One of my former students posted a request on Facebook this morning: "Please post a picture of an act of love." Of course he's taking a bit of harassment from people who find the suggestion, uh, suggestive. But I know what he meant, I think, because he's a very nice man, a teacher, a husband, a father. So his request set me thinking, which is a lovely reversal from the times I stood before him in a classroom and tried to challenge him to think.
I thought about a service club meeting I attended last night, and how many acts of love I witnessed in less than two hours. Here are a few of them:
1. A man in his thirties -- a medical doctor, from a country half way around the world, new to Memphis, new to his job as a professor, speaking his second language. He came to the meeting not knowing a soul there because he wanted to do something useful with his free time. "I want to help," he said as he applied for membership. "You people do good work."
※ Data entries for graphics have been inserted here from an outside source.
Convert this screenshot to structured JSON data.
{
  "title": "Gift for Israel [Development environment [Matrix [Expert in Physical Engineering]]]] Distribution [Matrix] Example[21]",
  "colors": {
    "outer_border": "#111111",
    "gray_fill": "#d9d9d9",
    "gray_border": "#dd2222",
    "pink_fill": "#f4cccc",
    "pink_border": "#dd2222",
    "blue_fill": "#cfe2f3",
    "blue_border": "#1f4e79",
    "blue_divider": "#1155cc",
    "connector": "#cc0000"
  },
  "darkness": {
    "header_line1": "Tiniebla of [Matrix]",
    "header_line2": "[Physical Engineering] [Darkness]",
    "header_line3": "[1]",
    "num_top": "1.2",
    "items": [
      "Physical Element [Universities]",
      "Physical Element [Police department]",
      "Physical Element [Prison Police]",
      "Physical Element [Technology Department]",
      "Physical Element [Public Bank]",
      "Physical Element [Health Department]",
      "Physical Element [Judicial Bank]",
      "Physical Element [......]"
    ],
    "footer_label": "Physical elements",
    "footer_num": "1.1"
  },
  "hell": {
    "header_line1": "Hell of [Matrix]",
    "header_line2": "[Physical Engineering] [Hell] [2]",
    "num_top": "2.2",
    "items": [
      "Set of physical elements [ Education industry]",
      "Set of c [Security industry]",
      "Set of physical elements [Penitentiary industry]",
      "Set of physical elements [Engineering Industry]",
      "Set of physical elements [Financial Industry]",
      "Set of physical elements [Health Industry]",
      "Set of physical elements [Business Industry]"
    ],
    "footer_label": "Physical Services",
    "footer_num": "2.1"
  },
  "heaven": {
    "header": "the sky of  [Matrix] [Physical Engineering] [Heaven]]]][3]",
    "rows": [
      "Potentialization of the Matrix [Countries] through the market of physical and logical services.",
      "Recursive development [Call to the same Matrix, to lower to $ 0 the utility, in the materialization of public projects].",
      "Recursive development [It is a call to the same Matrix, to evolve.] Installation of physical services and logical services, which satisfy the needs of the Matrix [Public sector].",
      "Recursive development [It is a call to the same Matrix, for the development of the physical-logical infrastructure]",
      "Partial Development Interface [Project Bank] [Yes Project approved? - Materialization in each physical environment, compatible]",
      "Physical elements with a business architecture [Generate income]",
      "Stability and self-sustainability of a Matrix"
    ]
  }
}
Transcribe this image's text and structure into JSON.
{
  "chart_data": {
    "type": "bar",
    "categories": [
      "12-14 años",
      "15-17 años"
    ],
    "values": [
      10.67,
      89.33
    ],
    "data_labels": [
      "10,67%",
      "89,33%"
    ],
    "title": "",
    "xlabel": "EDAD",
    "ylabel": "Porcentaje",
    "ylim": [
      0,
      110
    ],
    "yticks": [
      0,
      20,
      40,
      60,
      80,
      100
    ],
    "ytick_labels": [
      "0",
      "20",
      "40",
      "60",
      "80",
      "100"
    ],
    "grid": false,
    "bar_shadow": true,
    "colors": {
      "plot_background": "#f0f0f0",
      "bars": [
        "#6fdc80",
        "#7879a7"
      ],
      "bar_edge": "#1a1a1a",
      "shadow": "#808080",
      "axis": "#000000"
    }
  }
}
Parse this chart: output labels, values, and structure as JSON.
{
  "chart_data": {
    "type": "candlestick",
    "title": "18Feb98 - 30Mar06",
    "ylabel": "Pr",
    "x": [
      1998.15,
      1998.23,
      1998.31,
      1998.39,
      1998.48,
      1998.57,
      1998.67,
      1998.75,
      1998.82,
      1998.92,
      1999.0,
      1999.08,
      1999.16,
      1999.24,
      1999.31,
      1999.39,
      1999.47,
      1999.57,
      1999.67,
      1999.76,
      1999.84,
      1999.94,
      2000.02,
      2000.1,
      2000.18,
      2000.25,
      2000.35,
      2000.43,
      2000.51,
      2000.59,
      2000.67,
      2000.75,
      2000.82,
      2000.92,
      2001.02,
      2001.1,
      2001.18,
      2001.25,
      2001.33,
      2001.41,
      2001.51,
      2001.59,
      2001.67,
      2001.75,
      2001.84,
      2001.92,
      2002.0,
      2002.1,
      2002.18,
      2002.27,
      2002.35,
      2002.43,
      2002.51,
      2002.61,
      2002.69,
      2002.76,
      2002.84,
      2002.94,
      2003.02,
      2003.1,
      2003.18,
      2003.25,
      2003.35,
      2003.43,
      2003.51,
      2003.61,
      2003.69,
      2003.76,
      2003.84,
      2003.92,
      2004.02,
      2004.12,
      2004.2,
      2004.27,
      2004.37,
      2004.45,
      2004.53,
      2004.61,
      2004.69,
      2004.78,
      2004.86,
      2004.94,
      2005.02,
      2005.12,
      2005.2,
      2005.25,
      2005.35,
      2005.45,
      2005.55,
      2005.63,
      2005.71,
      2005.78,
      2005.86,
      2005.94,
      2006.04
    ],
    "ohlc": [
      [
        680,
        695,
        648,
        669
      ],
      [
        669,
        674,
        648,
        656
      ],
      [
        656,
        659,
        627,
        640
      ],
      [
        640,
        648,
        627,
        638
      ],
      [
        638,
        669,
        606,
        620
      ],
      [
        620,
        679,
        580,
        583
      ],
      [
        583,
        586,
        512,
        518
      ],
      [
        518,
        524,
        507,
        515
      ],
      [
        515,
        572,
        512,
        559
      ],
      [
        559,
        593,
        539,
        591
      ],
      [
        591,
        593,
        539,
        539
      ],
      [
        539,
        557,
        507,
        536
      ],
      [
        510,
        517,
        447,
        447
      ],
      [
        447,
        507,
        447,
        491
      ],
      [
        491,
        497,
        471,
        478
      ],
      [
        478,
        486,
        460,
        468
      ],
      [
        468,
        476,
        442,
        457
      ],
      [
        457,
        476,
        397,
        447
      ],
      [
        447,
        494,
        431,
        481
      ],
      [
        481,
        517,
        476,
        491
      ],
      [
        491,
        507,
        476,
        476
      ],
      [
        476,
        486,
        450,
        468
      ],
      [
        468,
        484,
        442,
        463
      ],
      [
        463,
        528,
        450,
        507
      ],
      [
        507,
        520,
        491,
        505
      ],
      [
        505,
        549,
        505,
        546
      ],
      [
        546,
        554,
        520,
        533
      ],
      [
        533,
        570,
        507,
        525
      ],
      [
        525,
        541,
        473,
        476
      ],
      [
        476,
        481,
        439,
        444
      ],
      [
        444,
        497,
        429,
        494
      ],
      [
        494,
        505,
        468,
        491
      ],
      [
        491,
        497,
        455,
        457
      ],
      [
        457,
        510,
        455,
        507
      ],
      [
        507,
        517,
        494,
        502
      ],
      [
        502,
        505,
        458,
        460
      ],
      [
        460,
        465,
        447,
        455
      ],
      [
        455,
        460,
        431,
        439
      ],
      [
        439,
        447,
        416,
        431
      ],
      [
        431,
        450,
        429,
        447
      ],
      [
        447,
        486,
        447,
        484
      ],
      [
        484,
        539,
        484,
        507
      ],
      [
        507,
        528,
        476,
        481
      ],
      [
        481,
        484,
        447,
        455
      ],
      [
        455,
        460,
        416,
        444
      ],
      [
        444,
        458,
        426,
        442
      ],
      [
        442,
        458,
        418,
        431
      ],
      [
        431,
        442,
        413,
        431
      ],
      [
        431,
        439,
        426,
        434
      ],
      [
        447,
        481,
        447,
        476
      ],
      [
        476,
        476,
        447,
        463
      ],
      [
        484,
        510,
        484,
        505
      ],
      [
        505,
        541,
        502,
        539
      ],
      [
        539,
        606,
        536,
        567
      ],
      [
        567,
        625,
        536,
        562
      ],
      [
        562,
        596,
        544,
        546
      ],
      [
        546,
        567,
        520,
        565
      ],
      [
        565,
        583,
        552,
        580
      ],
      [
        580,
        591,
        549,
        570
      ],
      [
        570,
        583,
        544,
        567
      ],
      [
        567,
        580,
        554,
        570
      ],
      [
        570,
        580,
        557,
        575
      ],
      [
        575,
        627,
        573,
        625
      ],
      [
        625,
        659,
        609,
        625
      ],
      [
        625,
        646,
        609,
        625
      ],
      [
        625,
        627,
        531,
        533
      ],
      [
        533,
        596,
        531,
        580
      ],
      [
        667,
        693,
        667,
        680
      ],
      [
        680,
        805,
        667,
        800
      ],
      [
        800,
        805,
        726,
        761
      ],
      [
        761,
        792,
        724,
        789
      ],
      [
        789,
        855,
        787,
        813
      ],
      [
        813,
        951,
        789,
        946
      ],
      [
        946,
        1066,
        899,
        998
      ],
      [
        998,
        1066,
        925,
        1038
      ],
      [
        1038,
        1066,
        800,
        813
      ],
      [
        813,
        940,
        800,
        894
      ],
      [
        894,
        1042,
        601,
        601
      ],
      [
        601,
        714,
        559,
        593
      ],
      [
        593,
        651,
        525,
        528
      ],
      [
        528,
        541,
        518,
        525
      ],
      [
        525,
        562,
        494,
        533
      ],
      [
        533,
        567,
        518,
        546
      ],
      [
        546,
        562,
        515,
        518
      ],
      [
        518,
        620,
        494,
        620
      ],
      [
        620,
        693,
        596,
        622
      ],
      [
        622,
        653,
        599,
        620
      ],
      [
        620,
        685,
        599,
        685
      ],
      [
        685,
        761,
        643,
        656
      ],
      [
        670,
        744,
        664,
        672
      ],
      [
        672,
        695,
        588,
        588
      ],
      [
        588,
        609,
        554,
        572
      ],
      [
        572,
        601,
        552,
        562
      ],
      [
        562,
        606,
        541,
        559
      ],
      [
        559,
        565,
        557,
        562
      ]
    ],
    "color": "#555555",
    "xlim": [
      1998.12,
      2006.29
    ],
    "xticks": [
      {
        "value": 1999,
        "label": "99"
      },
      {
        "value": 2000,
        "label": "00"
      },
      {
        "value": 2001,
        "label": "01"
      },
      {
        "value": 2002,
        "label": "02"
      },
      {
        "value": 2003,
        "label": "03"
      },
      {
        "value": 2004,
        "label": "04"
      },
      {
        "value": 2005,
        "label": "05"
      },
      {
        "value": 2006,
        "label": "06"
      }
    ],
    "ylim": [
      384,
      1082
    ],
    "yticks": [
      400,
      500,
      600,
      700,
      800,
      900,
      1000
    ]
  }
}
2. A widow whose husband died only six weeks ago, who is refusing to believe that her own life is over. She also came to the meeting to consider membership in the group. Her husband used to be a member, and she is ready to continue his efforts in service to those in need.
3. Another young man -- a member this time -- pushing the club to donate to a fundraiser that will benefit sick children. His own two beautiful and healthy children sat there with him. He showed them the teddy bears he wanted us to purchase, bu made it clear to them that the bears would go to someone less fortunate than they. And they understood -- no crying or demands of "I want one!" We witnessed two acts of love here, I think -- children being taught well as well as an act of generosity.
4. A gay couple, open about their relationship and confident enough in it to live their separate lives -- not sitting together, following different interests, but still working as a team.
5. A married couple, old enough to have grandchildren but young enough to still be developing new careers. The wife presented her new business, confidently and well, while her husband sat in the back of the room, rooting for her and worrying for her.
6. A woman in her mid-eighties, independent, still working, reaching out to the neediest of our members with kindness and understanding.
7. And several members who were nominating others to be considered for awards. Not a one suggested himself.
Yes, Sean, you've made an important point. Acts of love are all around us. And you don't have to for Valentine's Day to see them.